The Packers were down to only three receivers for the second half Monday after rookie Terrence Murphy suffered neck trauma and possibly a bruised spinal cord on a helmet-to-helmet hit from Thomas Davis on a kickoff return. Murphy temporarily lost feeling in his extremities as he lay on the field for 10 minutes before being taken off on a stretcher and transported to a Charlotte, N.C., hospital, where he was kept for observation until Wednesday.
Sherman said Wednesday there's no telling how soon Murphy will be able to play again. There's a chance Murphy won't return this season, and it's unclear whether he suffered career-threatening injuries.
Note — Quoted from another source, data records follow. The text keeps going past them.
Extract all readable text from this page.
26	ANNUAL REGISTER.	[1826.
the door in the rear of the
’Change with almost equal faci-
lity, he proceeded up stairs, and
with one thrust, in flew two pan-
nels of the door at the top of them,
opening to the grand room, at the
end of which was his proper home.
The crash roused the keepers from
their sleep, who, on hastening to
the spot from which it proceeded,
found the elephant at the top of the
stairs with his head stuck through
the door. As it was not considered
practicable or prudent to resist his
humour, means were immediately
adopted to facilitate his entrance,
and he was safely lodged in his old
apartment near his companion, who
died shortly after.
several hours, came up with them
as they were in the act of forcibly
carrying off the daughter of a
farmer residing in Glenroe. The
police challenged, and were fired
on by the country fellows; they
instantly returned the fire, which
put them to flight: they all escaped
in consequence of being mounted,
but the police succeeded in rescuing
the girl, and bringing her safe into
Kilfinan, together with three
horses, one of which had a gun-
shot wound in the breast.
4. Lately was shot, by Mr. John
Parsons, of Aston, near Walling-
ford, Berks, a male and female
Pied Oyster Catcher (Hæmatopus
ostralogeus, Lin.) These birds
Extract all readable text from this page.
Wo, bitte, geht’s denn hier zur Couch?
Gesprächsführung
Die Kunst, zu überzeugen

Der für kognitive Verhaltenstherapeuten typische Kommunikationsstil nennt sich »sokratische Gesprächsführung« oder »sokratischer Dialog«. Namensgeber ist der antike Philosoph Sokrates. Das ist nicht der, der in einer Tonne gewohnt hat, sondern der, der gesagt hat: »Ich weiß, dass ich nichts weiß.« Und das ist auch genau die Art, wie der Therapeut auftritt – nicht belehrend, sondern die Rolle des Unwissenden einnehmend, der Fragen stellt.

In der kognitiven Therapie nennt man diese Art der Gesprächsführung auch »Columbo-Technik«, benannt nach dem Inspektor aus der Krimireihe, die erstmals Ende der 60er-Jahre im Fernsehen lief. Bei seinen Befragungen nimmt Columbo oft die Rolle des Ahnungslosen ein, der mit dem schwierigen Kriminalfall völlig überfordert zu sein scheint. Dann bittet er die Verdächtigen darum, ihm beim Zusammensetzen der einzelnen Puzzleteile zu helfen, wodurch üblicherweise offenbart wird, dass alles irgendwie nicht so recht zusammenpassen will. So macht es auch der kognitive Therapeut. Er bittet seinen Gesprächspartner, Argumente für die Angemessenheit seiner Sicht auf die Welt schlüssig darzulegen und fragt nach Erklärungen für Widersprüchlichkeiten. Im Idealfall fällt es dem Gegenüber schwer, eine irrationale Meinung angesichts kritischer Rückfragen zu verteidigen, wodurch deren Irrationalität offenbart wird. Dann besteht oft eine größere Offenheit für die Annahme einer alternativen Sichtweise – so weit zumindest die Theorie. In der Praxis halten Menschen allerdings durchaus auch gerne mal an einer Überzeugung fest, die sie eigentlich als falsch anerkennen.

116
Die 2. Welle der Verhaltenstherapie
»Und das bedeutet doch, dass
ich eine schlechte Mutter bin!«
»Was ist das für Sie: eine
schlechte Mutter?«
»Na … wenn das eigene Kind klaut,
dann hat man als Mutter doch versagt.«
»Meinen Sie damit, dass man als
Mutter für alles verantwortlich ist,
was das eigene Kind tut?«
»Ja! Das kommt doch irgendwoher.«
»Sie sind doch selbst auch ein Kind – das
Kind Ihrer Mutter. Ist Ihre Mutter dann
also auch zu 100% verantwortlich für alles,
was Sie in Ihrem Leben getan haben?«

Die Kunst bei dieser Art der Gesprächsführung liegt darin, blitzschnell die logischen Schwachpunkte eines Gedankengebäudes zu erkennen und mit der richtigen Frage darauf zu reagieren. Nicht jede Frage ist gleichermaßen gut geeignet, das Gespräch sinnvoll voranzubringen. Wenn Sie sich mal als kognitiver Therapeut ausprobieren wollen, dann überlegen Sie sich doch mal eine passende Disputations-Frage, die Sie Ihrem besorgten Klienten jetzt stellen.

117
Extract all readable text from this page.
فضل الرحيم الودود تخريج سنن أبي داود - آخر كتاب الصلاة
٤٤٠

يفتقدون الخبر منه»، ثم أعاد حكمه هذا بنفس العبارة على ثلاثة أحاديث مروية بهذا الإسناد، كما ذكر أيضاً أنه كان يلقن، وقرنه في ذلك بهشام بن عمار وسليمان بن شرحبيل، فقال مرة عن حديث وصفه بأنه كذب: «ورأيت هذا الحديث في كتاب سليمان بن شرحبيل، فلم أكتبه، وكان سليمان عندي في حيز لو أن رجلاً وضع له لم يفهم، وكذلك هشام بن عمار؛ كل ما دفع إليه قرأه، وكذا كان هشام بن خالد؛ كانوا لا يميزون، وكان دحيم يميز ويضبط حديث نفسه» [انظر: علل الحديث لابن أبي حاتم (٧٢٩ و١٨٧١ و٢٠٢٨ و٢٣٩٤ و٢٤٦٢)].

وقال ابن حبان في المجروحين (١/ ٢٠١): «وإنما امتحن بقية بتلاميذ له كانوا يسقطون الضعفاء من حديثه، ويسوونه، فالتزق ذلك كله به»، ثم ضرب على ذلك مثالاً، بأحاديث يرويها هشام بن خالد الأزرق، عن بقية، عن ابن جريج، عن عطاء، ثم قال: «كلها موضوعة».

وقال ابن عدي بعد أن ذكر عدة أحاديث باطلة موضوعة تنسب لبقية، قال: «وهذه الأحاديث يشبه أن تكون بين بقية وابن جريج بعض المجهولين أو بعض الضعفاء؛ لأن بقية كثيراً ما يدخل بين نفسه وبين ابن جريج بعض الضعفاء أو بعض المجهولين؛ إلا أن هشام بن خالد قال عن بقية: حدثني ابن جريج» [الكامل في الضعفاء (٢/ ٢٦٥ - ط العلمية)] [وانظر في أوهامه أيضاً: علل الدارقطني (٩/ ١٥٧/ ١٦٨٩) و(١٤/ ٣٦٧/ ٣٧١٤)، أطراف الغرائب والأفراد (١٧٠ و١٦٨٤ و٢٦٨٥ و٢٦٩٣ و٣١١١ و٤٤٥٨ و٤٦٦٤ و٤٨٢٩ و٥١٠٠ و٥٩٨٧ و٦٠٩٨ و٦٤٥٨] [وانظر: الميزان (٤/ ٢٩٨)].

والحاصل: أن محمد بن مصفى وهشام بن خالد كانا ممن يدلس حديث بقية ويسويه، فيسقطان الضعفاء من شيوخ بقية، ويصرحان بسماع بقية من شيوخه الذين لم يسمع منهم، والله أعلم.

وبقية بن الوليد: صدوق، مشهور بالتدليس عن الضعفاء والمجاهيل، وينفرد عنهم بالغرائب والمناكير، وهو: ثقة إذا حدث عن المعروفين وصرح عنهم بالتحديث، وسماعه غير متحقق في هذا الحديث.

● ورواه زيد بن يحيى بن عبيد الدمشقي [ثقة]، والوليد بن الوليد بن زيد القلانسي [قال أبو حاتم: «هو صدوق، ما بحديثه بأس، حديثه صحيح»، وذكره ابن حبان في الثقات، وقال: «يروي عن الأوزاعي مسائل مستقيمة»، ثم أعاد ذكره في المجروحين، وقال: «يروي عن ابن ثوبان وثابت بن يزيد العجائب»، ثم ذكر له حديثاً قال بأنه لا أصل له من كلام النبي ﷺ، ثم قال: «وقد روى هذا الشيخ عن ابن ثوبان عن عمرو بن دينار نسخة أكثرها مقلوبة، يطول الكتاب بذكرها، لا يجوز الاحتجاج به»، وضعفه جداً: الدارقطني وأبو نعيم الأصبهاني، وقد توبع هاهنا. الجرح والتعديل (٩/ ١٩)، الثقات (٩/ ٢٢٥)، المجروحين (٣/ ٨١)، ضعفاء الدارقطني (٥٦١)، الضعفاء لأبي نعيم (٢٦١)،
His loss comes three weeks after Pro Bowl receiver Javon Walker sustained a season-ending tear of the ACL in his right knee. Walker is scheduled to undergo surgery Friday.
While the Packers have shown interest in former Cleveland and New England receiver Andre' Davis, they're leery of an as-yet-healed stress fracture he sustained in a preseason game against them Aug. 26. The Patriots later released Davis before the start of the regular season.
In the interim, the Packers promoted Jamal Jones from the practice squad to the 53-man roster Wednesday. The first-year player caught 31 passes for an average of 12.5 yards playing for Frankfurt in NFL Europe this year. Jones also has kickoff-return capabilities and could be utilized to fill a big void with Murphy sidelined Jones was signed as an undrafted free agent by St. Louis last year, was cut at the end of the preseason and then landed on the Packers' practice squad the last month of the season.
With the bye week coming up after Sunday's game, Green Bay apparently is content to get by with Donald Driver, Robert Ferguson and Antonio Chatman as their sure things at receiver. Sherman said tight end David Martin, a converted receiver, could be deployed as a wideout in a pinch if another receiver were to go out Sunday.